Ca dépend de l’intention : Si c’est au niveau de l’analyse, je trouve ça ok, si c’est discriminatoire, ça ne va pas. Nous arrivons à une époque, où cela ne joue plus de rôle, si quelqu’un vient de l’Est ou de l’Ouest. Par exemple, ma fille qui a 18 ans ne connaît plus cette différence.
En Thuringe, une coalition Linke-SPD-Vert est entrain de se fabriquer, dans d’autres Länder des coalitions SPD-Linke existent déjà depuis longtemps. Quand viendra t-il le temps pour une coalition au niveau national ?
Il y a trois conditions : déjà il faut une majorité au parlement, ensuite les contenus doivent concorder, enfin il faut que règne une tendance au changement. Celle-ci n’existe pas actuellement, c’est différent de 1998, lorsque le SPD et les Verts ont succédé à Kohl en 1998. Pour ce qui est des contenus, la grande difficulté se trouve dans la redistribution. Nous perdrions notre identité, surtout quand die Linke, qui ne revient pas en arrière, redistribue de haut en bas.

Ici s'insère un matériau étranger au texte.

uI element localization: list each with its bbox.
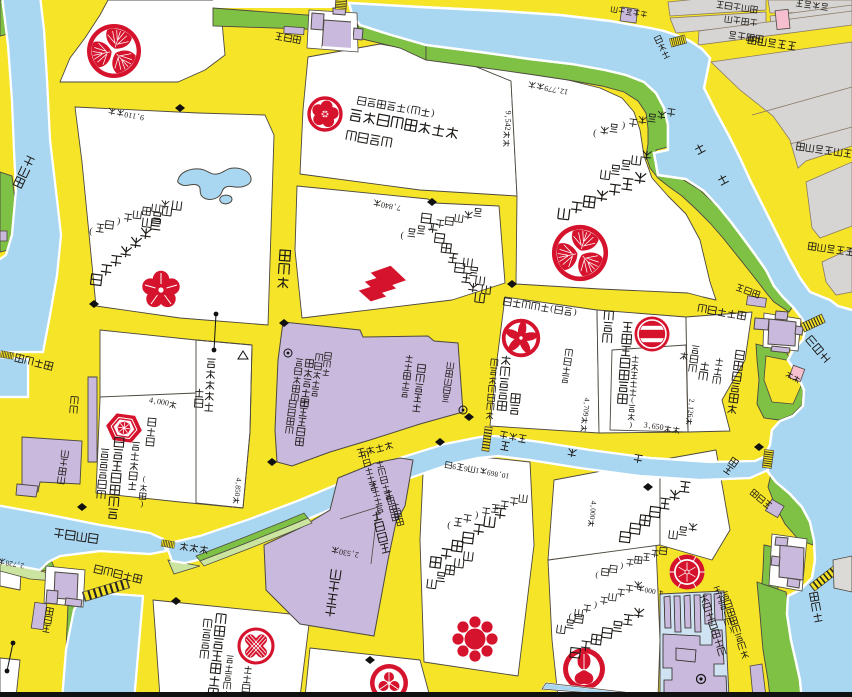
svg-text:,: , (504, 115, 513, 117)
svg-text:9: 9 (504, 110, 513, 114)
svg-text:2: 2 (503, 126, 512, 130)
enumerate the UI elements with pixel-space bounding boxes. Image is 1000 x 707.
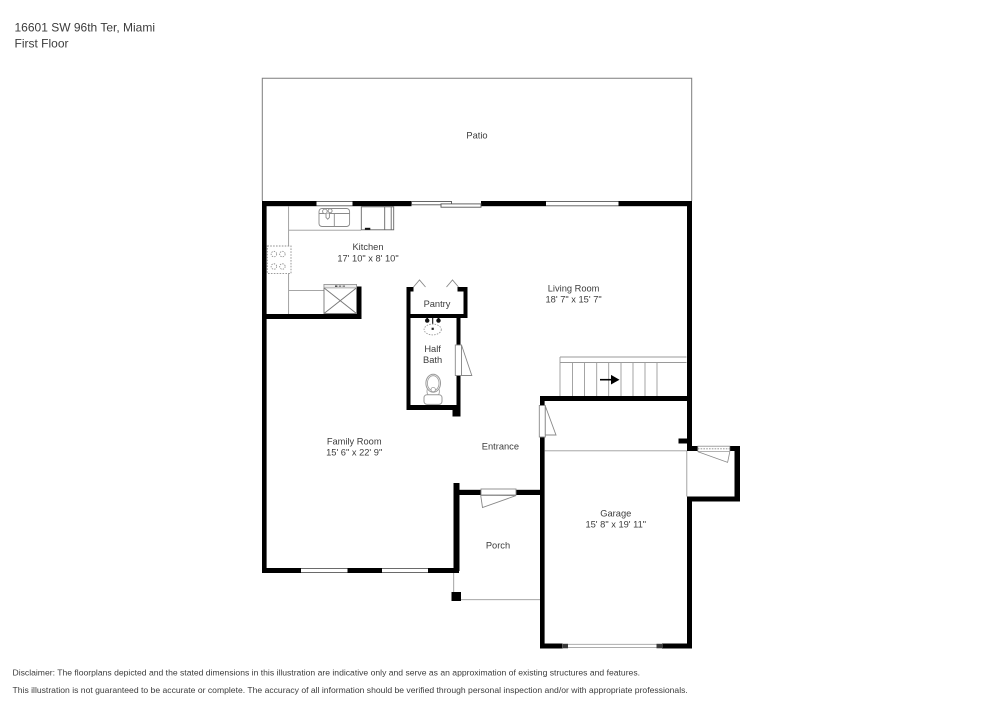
svg-text:Patio: Patio [466,130,487,140]
svg-text:This illustration is not guara: This illustration is not guaranteed to b… [13,685,688,695]
svg-text:First Floor: First Floor [15,36,69,50]
svg-text:Porch: Porch [486,540,510,550]
svg-text:Half: Half [424,344,441,354]
svg-text:Living Room: Living Room [548,283,600,293]
svg-text:16601 SW 96th Ter, Miami: 16601 SW 96th Ter, Miami [15,21,156,35]
svg-text:Entrance: Entrance [482,441,519,451]
svg-text:Kitchen: Kitchen [352,242,383,252]
svg-text:15' 6" x 22' 9": 15' 6" x 22' 9" [326,448,382,458]
svg-text:Family Room: Family Room [327,437,382,447]
svg-text:15' 8" x 19' 11": 15' 8" x 19' 11" [585,520,646,530]
svg-text:Pantry: Pantry [424,299,451,309]
svg-text:Bath: Bath [423,355,442,365]
svg-text:Garage: Garage [600,508,631,518]
svg-text:18' 7" x 15' 7": 18' 7" x 15' 7" [546,295,602,305]
svg-text:Disclaimer: The floorplans dep: Disclaimer: The floorplans depicted and … [13,668,641,678]
svg-text:17' 10" x 8' 10": 17' 10" x 8' 10" [337,253,398,263]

Est-ce que le délai de décence, où on ne voulait rien à avoir à faire avec le parti qui a succédé au SED, est atteint ?
Au début des années 90, une telle alliance était inconcevable, notamment à l’Ouest. Oui, c’est terminé. Nous avons fusionné avec la WASG et depuis 2013, nous sommes acceptés comme jamais nous ne l’avons été. Je suis même invitée par les entreprises.
Si vous aviez su en 1989, tout ce qui allait vous tomber dessus, est-ce que vous seriez entré en politique ?
Avec le peu que je me souvienne, j’aurais du dire Non. Je ne sais plus combien d’années de ma vie cela m’a coûté. Je ne pouvais pas le savoir à l’époque. C’était en partie terrible, c’était aussi un défi, mais cela m’a enrichi.
A la question qui vous avait été posée il y a trois ans, combien de temps voulez-vous faire encore ce job exigeant, vous nous aviez répondu de revenir après les élections législatives de 2013. Cela fait un an, quelle est votre réponse ?
Je suis encore fit. J’ai dit récemment à mon groupe de commencer à chercher quelqu’un quand j’aurai 90 ans. Ils ont tous ri, sauf quelques uns. Mais restons sérieux : je ne dois en aucun cas faire l’erreur de partir trop tard. Il doit y avoir un changement de génération, mais la date est ouverte.
Biographie: Gregor Gysi (66), profession avocat, élu en décembre 1989 juste après la chute du mur de Berlin, Président du SED/PDS 1989, puis actif politiquement à différentes fonctions. Depuis 2005, Président du groupe de die Linke au Bundestag.